Set into a hillside with views of the mountains across a wide green valley, their home and place of work embodies great-grandma’s wisdom. Bags of raw wool lean against the walls. Bunches of dried plants wait to be ground in a stone mortar and pestle called a molcajete. Elegantly simple hand-made looms sit under an outdoor covered porch, unfinished rugs and skeins of wool resting on the vertical ribbing of white threads waiting for the weavers’ hands. Piles of finished rugs are evidence that here, life is an everyday creative endeavor, asking only for full participation.
Everyone helps with the time-consuming processes that precede the actual weaving. High-quality wool must be cleaned, carded, and spun.
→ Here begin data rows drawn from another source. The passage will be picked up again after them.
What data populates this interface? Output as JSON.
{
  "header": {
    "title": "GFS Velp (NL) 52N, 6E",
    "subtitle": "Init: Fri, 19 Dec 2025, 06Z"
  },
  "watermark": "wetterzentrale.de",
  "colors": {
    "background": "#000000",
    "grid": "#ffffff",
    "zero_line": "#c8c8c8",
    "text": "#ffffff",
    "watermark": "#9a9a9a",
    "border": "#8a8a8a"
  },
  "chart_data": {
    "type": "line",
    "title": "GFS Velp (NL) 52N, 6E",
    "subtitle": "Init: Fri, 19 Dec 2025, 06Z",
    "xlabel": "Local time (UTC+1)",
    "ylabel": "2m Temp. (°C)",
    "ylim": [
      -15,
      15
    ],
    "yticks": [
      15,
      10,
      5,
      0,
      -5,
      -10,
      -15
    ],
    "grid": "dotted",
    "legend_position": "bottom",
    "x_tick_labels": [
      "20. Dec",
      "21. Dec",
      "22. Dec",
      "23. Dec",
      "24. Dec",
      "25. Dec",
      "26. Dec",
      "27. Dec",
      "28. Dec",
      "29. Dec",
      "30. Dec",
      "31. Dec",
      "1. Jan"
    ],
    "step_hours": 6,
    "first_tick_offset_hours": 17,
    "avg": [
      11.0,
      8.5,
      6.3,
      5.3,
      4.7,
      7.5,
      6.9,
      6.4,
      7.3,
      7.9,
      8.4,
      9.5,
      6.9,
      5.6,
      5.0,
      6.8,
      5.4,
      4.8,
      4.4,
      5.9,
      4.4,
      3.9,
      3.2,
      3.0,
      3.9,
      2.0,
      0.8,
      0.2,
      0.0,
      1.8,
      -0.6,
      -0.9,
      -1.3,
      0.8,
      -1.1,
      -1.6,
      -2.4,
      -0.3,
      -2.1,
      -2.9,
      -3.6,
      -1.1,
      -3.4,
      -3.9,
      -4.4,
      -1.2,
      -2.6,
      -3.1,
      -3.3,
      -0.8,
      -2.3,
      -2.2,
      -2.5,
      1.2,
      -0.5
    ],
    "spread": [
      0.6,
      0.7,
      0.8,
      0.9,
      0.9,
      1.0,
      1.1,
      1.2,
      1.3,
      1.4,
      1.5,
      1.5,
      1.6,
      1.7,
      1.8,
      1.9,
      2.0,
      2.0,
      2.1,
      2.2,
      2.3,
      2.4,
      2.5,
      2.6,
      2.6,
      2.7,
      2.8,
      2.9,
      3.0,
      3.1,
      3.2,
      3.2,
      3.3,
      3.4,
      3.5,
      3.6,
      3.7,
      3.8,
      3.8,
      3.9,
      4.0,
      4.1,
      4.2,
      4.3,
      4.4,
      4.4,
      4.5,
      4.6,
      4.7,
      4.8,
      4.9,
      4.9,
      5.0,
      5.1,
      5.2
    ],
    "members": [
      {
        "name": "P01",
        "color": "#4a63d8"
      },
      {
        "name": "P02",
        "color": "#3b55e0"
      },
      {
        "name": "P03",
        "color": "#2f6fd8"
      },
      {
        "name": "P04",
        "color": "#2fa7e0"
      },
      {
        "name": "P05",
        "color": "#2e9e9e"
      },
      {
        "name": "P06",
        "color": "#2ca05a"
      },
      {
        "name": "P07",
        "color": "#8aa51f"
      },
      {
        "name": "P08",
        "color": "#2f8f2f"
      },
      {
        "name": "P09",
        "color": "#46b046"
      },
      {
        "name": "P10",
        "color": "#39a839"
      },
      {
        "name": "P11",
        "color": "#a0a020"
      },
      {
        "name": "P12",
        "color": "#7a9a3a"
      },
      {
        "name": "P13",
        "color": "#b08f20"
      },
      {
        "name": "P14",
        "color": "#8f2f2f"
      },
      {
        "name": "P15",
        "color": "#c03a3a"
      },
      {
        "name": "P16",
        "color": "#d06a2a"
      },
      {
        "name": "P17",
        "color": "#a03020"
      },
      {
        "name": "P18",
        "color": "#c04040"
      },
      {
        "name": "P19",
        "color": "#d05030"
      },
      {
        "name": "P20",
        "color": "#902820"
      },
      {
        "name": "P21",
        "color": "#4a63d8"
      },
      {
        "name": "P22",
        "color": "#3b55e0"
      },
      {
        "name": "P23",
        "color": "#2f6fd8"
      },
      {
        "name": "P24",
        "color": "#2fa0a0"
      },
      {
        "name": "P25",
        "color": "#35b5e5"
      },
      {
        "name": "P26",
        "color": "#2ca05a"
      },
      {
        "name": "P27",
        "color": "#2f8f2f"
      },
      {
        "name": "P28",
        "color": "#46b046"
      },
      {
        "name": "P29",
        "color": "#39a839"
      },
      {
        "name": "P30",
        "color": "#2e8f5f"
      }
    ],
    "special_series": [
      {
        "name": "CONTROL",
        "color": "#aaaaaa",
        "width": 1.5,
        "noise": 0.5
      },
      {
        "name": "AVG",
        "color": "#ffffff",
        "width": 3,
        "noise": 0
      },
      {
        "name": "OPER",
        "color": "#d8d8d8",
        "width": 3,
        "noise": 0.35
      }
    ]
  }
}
Native plants, natural minerals, and the dried carcasses of the tiny insect called Cochineal are gathered for the dyes—some color formulas known for centuries, others newly created through experimentation. The spun wool is dyed in large pots over outdoor fires, dried in the sun, and hung like brilliant decorations in the family’s home.
I fell in love with a gray wool shawl the day we visited Viridiana and Jesús. Wearing it on cool nights keeps me deliciously warm, and its handmade artful spirit passed down through generations whispers great-grandmother’s wisdom—to weave a good life is a labor of patience and attention, time and ingenuity, collaboration and love.
During this holiday season, what family wisdom is speaking to you?